Some colleagues recently asked us to look out the original drawings for 31-33 Castle Street, part of the Caird Hall complex. We carried out a search of the building control records but couldn’t find anything! This was a bit puzzling. Drawings for any building put up after the Improvement Act of 1871 were submitted to the Council for approval. From the outside the building certainly looks modern and is described as being an early 20th century building. This would make sense as the Caird Hall was opened in 1923. So it should be in the records.
As it turned out looks can be deceiving!
As the Council owns the property, we decided to search for the title deeds held in the Archives. From there the mystery began to unravel. Surprisingly the first deed in the bundle dated from 28th of November 1797. It described “several lots of ground on the west side of Castle Street belonging to the Town of Dundee” that were for sale by public auction. So the building did not exist at this time. Plots 5 and 6 attracted no bids but following the end of the auction James Stewart did make an offer to buy the plots.

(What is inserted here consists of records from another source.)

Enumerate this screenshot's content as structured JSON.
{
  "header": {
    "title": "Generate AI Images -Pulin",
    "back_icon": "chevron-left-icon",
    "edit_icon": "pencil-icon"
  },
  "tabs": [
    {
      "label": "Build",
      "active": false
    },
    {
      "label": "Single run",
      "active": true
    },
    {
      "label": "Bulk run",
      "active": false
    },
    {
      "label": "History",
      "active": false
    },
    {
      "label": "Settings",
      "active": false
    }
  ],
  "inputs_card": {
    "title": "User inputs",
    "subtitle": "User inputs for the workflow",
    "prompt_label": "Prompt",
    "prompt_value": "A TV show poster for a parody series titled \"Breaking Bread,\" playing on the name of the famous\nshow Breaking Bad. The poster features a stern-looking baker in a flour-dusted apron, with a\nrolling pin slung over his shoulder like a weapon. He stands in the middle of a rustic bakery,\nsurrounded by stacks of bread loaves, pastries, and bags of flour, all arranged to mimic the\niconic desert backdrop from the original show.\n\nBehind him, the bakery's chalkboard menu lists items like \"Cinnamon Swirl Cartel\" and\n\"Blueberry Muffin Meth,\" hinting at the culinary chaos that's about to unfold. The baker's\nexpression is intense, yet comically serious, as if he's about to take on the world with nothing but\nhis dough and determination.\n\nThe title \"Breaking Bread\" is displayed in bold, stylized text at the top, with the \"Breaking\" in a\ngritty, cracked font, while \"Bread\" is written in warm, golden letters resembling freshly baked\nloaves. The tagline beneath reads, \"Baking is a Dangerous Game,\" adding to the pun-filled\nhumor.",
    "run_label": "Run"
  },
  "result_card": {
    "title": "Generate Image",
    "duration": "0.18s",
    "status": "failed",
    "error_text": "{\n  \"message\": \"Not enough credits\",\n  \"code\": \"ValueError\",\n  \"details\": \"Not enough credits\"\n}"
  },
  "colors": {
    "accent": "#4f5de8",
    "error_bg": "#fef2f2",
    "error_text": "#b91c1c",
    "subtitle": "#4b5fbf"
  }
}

As this offer was made after the auction the Town Treasurer, Thomas Webster, had to obtain a new mandate to legally sell the ground. On the 3rd of February 1798, Webster was empowered by a new “Act of Council” to sell the two plots of land to James Stewart for the sum of £275 per plot (that’s around £26,000 today). On the 7th of January 1799, the sale went through and the two plots of ground officially became the property of James Stewart.
The “first flatt above the shops” was sold on 21st of February 1801 so this means that 31–33 Castle Street must have been built on plot 5 sometime around 1799/1800.
Dundee Town Council took ownership of 31-33 Castle Street in 1914 as part of the Central Improvement Scheme. Buildings acquired at this time were earmarked for demolition to make way for the Caird Hall, however photographs show that 31-33 Castle Street was not demolished. The building was in fact annexed and included in the design and construction of the Caird Hall complex and given a fresh, modern appearance.
The mystery was solved. Rather than being an early 20th century building as was first thought, 31–33 Castle Street was in fact much older than anyone realised. The building dates from the reign of George III, some 70 odd years before our official building records began. No wonder we couldn’t find anything!